Black Swamp patrons make their annual pilgrimage to sirloin tips food truck

Long line stretches out for sirloin tips dinners.

By JAN McLAUGHLIN

BG Independent News

Sure, they come for the cultural pleasures of art and music. But the Black Swamp Arts Festival satisfies another, more primal desire for many patrons. 

It’s the annual pilgrimage to the beef tips food truck, where the hungry wait in long lines for a mountain of mashed potatoes, topped with savory sirloin, and sauteed onions and mushrooms.

The South Bend, Indiana, family behind JNK Sirloin Tips has been serving up dinner on the road for 36 years.

Kim Colglazier (the K in the food truck name) said she has a soft spot for the Black Swamp Arts Festival.

“This is our favorite” of all the festivals and fairs they travel to, she said. “It’s the vibe. The people are so nice.”

Colglazier and her son, Nate (the N in the food truck name), have a staff of seven other cooks and servers who crank out sirloin tips with toppings from 11 a.m. to well past dark. The small orders weigh in at about one pound, while the large are nearly double that.

“It’s a lot of beef,” she said, as she took a break behind the food truck Friday evening.

Masses of sirloin meat is prepped for dinners.

When pressed for information of the addictive nature of the sirloin tips, Colglazier was coy.

“I can’t tell you the secret,” she said with a smile.

“People love it,” she said, adding that some Black Swamp Arts Festival patrons confess to feasting on the meat and potatoes multiple times over the three-day fest.

“Sometimes they come every day,” Colglazier said.

The festival food selection offers patrons a wide variety to choose from – Lake Erie perch, Thai chicken, Greek gyros, Mexican tamales and much more. But it’s the sirloin tips that seems to draw the biggest lines.

Dan Cota, of Bowling Green, expressed relief that the beef tips vendor likes the Bowling Green festival – ensuring the food truck’s continuing presence at the annual festival.

“I average four a festival. It’s so good,” Cota said, of the beef tip dinners.

The long lines do not discourage him. “It looks a lot worse than it is. They are very efficient,” he said.

Diner digs in to sirloin tip dinner.

Jason Sisco, another regular customer of JNK Sirloin Tips, set his stop watch when he got in the end of the line down by the port-a-johns Friday evening.

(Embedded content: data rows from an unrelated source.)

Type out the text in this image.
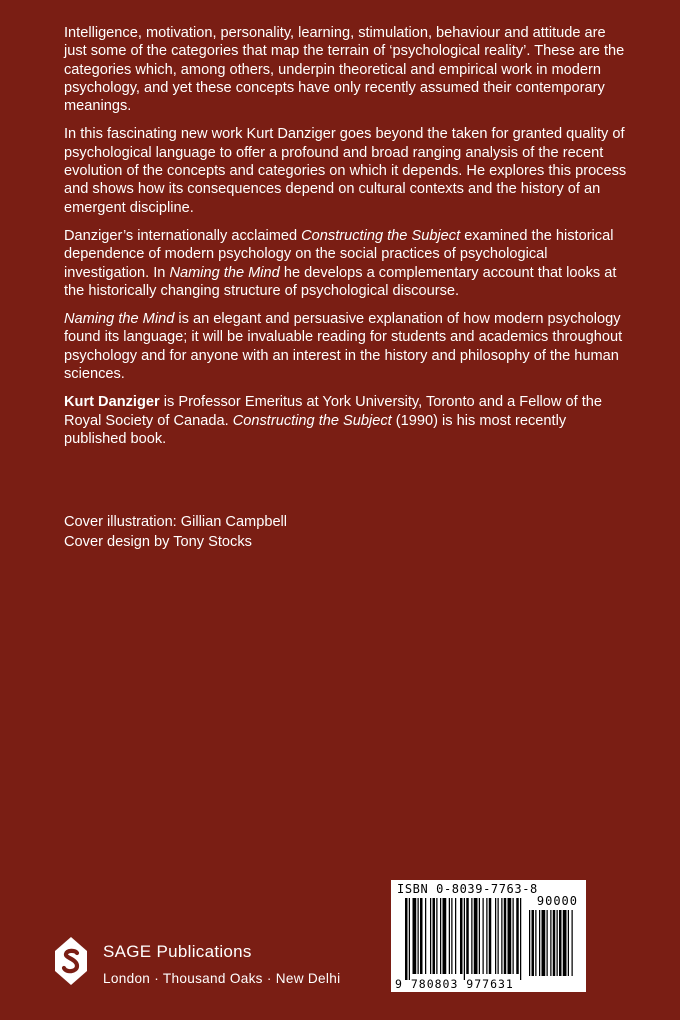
Intelligence, motivation, personality, learning, stimulation, behaviour and attitude are just some of the categories that map the terrain of ‘psychological reality’. These are the categories which, among others, underpin theoretical and empirical work in modern psychology, and yet these concepts have only recently assumed their contemporary meanings.

In this fascinating new work Kurt Danziger goes beyond the taken for granted quality of psychological language to offer a profound and broad ranging analysis of the recent evolution of the concepts and categories on which it depends. He explores this process and shows how its consequences depend on cultural contexts and the history of an emergent discipline.

Danziger’s internationally acclaimed Constructing the Subject examined the historical dependence of modern psychology on the social practices of psychological investigation. In Naming the Mind he develops a complementary account that looks at the historically changing structure of psychological discourse.

Naming the Mind is an elegant and persuasive explanation of how modern psychology found its language; it will be invaluable reading for students and academics throughout psychology and for anyone with an interest in the history and philosophy of the human sciences.

Kurt Danziger is Professor Emeritus at York University, Toronto and a Fellow of the Royal Society of Canada. Constructing the Subject (1990) is his most recently published book.

Cover illustration: Gillian Campbell
Cover design by Tony Stocks
SAGE Publications
London · Thousand Oaks · New Delhi
ISBN 0-8039-7763-8
90000
9 780803 977631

“Usually it goes pretty quick,” he said. This year, the wait was 17 minutes … but in all honesty, Sisco would have likely waited far longer if necessary.

“It’s the only place I know to get these,” he said.

As she waited to place her order, Chelsea Cloeter explained her devotion to the steak tips conveniently located at one entrance to the food truck area by the festival’s main stage. The aroma from the simmering meat hits patrons as they get near.

“It is just so delicious,” Cloeter said. “I don’t eat a lot of meat, but I eat this. It hits the spot.”

Gary Saunders said he and wife, Mary Jane, wait all year long for the festival delicacy.

“They’re tender and just plain delicious,” he said. “And being in the middle of the festival with music doesn’t hurt.”

A few years ago, the Saunders had Covid and couldn’t attend the festival. Friends at the festival asked if they could bring them anything.

“We told them we wanted beef tips,” Mary Jane said. As their friends picked up the order, they told the food truck staff that the food was for their friends stuck at home with Covid.

“The man behind the counter said, ‘Well, in that case, it’s on the house,’” Mary Jane recalled.